The Five Tax Environments:
Without any action, all your income defaults here. This environment represents the main barrel. This is where each person spends the bulk of their money. The personal tax environment covers the income you need for basic human necessities like food, shelter, entertainment, and non-tax-deductible debt payments.
If you bring in more than that, the question then turns to how can you allocate that excess tax-efficiently so that it doesn’t unnecessarily leak—or go toward taxes.
As a business owner, this is where you should start. You can fill this bucket by taking advantage of this environment with S-Corp, C-Corp or LLC perks and general corporate deductions like your cellphone, car, internet or other necessities you can run through the business. Once it is full to the extent the IRS allows, you should move on to the next bucket.
When it comes to saving for retirement, your money needs to be invested in the most tax-efficient manner first. Examples are pre-tax 401(k) contributions, SEP/SIMPLE plan contributions and defined benefit plans. Remember, these buckets are not bottomless; there are funding caps on each one. The IRS determines how much income you can defer in each program and can be based on a dollar amount or a percentage. It’s best to consult your CPA for your individual limits based on income level.
Scott refers to these as the “no-brainers.” Home mortgage interest, charitable contributions, residential property taxes, and certain states with income tax payments all help reduce the tax burden. Although seemingly obvious, Scott reminds that it’s a good rule of thumb to ensure your CPA appropriately accounts for these items on your tax return.
The tax-free environment can be another supplemental savings tool if you still have leftover income. Examples are municipal investments, 529 plans, Health Savings Accounts, and Roth IRAs.
In certain instances where taxable income may be low due to age, starting or buying a practice, or tax-saving strategies implemented by an advisor, it may make sense to use this environment as a primary versus a supplemental tool. Consult your advisor for personal advice.
Although it’s never too late to get on the right path, Scott stresses the importance of saving income in these environments as early as possible.
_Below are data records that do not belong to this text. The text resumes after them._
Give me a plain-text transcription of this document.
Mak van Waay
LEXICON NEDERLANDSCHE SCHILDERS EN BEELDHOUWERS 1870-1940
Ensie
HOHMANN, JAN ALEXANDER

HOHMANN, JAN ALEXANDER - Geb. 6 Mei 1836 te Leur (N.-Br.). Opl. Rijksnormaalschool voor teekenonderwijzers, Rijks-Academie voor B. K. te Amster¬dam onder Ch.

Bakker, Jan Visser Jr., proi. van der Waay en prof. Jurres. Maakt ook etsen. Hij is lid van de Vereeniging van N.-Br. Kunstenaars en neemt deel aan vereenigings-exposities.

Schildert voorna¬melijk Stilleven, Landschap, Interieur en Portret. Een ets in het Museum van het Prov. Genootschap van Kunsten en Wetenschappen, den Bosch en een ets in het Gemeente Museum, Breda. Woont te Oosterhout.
It’s not just knowing what each environment is, but also how, when and why it may be appropriate to transfer the income from one environment to another, especially when the economic landscape changes quickly. There are complexities to each situation, so it’s good to have financial professionals on your team.
“Far too often, business owners are not educated on the different opportunities each environment presents,” he said. “I’ve met clients who have been out of school for 10 years and still have an unnecessary amount of money going to taxes. Not for lack of trying—just for lack of knowledge.”
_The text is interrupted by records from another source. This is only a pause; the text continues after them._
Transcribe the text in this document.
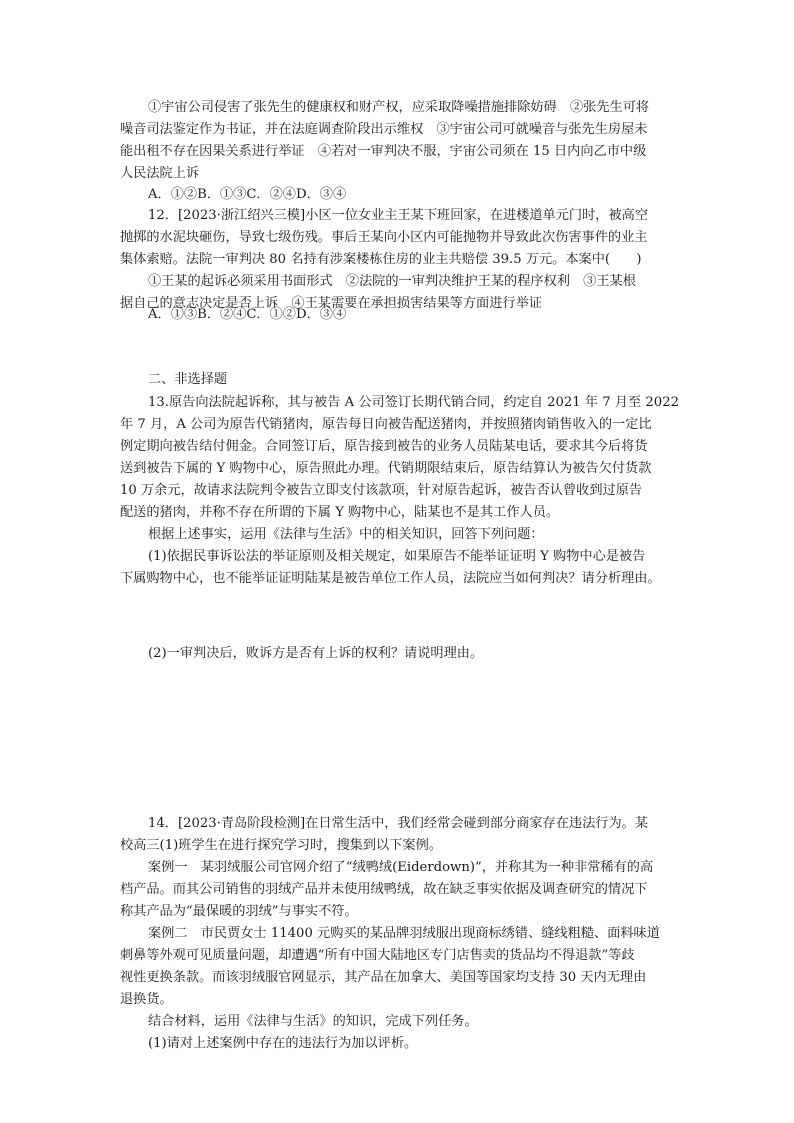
①宇宙公司侵害了张先生的健康权和财产权，应采取降噪措施排除妨碍　②张先生可将
噪音司法鉴定作为书证，并在法庭调查阶段出示维权　③宇宙公司可就噪音与张先生房屋未
能出租不存在因果关系进行举证　④若对一审判决不服，宇宙公司须在 15 日内向乙市中级
人民法院上诉
A．①②B．①③C．②④D．③④
12．[2023·浙江绍兴三模]小区一位女业主王某下班回家，在进楼道单元门时，被高空
抛掷的水泥块砸伤，导致七级伤残。事后王某向小区内可能抛物并导致此次伤害事件的业主
集体索赔。法院一审判决 80 名持有涉案楼栋住房的业主共赔偿 39.5 万元。本案中(　　)
①王某的起诉必须采用书面形式　②法院的一审判决维护王某的程序权利　③王某根
据自己的意志决定是否上诉　④王某需要在承担损害结果等方面进行举证
A．①③B．②④C．①②D．③④
二、非选择题
13.原告向法院起诉称，其与被告 A 公司签订长期代销合同，约定自 2021 年 7 月至 2022
年 7 月，A 公司为原告代销猪肉，原告每日向被告配送猪肉，并按照猪肉销售收入的一定比
例定期向被告结付佣金。合同签订后，原告接到被告的业务人员陆某电话，要求其今后将货
送到被告下属的 Y 购物中心，原告照此办理。代销期限结束后，原告结算认为被告欠付货款
10 万余元，故请求法院判令被告立即支付该款项，针对原告起诉，被告否认曾收到过原告
配送的猪肉，并称不存在所谓的下属 Y 购物中心，陆某也不是其工作人员。
根据上述事实，运用《法律与生活》中的相关知识，回答下列问题：
(1)依据民事诉讼法的举证原则及相关规定，如果原告不能举证证明 Y 购物中心是被告
下属购物中心，也不能举证证明陆某是被告单位工作人员，法院应当如何判决？请分析理由。
(2)一审判决后，败诉方是否有上诉的权利？请说明理由。
14．[2023·青岛阶段检测]在日常生活中，我们经常会碰到部分商家存在违法行为。某
校高三(1)班学生在进行探究学习时，搜集到以下案例。
案例一　某羽绒服公司官网介绍了“绒鸭绒(Eiderdown)”，并称其为一种非常稀有的高
档产品。而其公司销售的羽绒产品并未使用绒鸭绒，故在缺乏事实依据及调查研究的情况下
称其产品为“最保暖的羽绒”与事实不符。
案例二　市民贾女士 11400 元购买的某品牌羽绒服出现商标绣错、缝线粗糙、面料味道
刺鼻等外观可见质量问题，却遭遇“所有中国大陆地区专门店售卖的货品均不得退款”等歧
视性更换条款。而该羽绒服官网显示，其产品在加拿大、美国等国家均支持 30 天内无理由
退换货。
结合材料，运用《法律与生活》的知识，完成下列任务。
(1)请对上述案例中存在的违法行为加以评析。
Better allocation of your money means that you don’t have to make more money to have more money to save. You can leverage your current income level without adding one additional production dollar and reallocate it into a more tax-efficient environment.
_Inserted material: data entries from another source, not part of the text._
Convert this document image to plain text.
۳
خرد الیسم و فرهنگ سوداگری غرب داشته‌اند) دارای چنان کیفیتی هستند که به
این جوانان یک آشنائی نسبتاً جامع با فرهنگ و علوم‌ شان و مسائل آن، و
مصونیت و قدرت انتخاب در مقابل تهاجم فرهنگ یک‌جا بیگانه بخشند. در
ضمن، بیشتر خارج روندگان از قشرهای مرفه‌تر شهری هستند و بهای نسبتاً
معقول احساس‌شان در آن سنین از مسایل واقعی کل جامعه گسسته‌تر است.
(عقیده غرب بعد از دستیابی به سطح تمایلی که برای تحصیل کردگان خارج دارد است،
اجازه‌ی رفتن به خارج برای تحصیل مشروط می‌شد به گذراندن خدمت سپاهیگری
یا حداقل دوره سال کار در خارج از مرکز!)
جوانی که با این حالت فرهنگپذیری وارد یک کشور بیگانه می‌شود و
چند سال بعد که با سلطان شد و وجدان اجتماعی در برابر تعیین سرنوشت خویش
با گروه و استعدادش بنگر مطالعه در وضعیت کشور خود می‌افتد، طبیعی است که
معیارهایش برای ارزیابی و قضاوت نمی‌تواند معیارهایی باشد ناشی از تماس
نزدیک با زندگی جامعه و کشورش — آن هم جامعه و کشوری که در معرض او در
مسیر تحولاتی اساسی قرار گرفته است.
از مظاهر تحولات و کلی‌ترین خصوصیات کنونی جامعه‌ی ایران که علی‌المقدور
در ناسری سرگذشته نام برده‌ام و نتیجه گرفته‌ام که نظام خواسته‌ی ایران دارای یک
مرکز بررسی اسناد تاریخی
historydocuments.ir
Today just feels different than it did five or 10 years ago. Scott reminds, “Things are more expensive, and your dollars are not going as far. You must take advantage of tax deductions, or what I jokingly call ‘government mail-in rebates’ to maximize your earnings in today’s economic environment.”
Through the years, we’ve seen how these things have evolved —tax reform in 2017, COVID legislation, the SECURE Act and SECURE Act 2.0. The economic environments are ever-changing and full of moving targets that can change quickly over time. That’s why it’s essential to work with a CPA who can work to ensure you are maximizing these buckets, not just today but with every single legislative change.